6. Limitations, controversies, and open directions
The literature is equally clear that CodeQL should not be treated as a universally sufficient oracle. In a human-validated study of 1,080 GPT-4o-generated Python code samples, CodeQL classified 80% of samples as secure whereas human review judged 61% secure; its per-sample agreement with ground truth was 61%, with recall 0.34, precision 0.67, and F-measure 0.45. That paper’s conclusion is that CodeQL is useful as a component signal but unreliable as the sole evaluator of code security (Firouzi et al., 5 Feb 2026). A broader secure-code-generation study makes a similar point from another angle: CodeQL often reported nearly 100% security scores on Python benchmarks where other analyzers found many issues, and the authors explicitly state that CodeQL can miss more than 20% of vulnerabilities in generated code (Dai et al., 18 Mar 2025).
Domain specificity is another recurring limitation. In cryptographic Rust, the off-the-shelf rust-security-extended.qls suite produced only two findings across 56 compiled samples, both judged false positives, जबकि a crypto-specific analyzer found vulnerabilities in 57.1% of the same compiled population; the authors therefore treat CodeQL as a useful negative control rather than a sufficient validator for AEAD misuse (Elsayed et al., 29 Apr 2026). In Go cryptographic API misuse detection, built-in CodeQL support covered 5 of 14 misuse classes and produced 256 detections across 328 projects; the study highlights CodeQL’s semantically rich handling of some cases, such as SSH host-key validation and JWT verification, but concludes that it is insufficient as a standalone detector when broad out-of-the-box coverage is required (Andersson et al., 27 Apr 2026).
A plausible implication is that CodeQL’s limiting factor is often not the underlying relational engine but the availability, specificity, and maintenance of models and queries. This interpretation is explicitly advanced in work such as IRIS, QLPro, MemHint, SemTaint, and QLCoder, all of which keep CodeQL as the execution substrate while attacking the bottleneck of specification engineering (Li et al., 2024, Hu et al., 30 Jun 2025, Huang et al., 28 Mar 2026, Ghebremichael et al., 15 Jan 2026, Wang et al., 11 Nov 2025).
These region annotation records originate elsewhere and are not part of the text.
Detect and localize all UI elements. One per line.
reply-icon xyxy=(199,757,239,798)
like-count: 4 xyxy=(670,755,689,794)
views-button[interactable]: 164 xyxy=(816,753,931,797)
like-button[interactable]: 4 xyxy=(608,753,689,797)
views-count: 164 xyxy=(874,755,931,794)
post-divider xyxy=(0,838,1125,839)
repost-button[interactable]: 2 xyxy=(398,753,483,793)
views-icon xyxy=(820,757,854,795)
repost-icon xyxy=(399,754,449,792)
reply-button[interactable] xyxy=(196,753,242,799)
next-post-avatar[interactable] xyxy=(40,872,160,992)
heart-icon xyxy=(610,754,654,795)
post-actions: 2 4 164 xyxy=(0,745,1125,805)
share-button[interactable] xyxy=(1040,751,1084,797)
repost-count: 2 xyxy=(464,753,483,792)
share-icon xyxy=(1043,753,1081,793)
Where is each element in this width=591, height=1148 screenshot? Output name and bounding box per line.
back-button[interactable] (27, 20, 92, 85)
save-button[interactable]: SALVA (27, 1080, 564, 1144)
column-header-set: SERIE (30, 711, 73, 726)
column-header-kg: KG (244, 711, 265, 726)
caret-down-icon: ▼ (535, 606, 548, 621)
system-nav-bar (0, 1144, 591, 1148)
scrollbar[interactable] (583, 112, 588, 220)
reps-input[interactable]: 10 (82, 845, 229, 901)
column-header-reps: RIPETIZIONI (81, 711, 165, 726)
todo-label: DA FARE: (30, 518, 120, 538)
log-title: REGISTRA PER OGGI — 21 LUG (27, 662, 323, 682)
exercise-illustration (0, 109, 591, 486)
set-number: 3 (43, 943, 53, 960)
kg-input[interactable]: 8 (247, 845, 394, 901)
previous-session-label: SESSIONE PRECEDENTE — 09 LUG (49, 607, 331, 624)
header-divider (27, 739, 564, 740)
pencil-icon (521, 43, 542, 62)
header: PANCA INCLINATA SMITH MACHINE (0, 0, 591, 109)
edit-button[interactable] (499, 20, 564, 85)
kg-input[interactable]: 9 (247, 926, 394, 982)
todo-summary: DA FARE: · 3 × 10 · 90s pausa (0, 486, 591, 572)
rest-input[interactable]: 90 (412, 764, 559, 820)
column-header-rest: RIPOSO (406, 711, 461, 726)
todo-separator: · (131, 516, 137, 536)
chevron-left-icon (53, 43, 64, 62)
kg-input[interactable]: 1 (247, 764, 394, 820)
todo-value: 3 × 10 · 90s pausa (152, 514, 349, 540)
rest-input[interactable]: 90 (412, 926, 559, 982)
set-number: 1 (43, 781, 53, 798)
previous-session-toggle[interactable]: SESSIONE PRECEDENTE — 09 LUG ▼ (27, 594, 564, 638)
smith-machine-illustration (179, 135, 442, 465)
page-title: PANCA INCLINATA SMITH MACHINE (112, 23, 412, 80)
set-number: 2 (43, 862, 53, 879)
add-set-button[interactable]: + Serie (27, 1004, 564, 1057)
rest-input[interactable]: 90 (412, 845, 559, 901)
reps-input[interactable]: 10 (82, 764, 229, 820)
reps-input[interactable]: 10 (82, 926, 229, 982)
Another plausible implication is that future CodeQL research will continue to move in two directions at once: tighter developer-facing deployment mechanisms, such as incremental evaluation for pull requests, and richer query/model generation mechanisms, increasingly driven by retrieval, language servers, counterexample-guided repair, and neuro-symbolic validation (Szabó, 2023, Wang et al., 11 Nov 2025).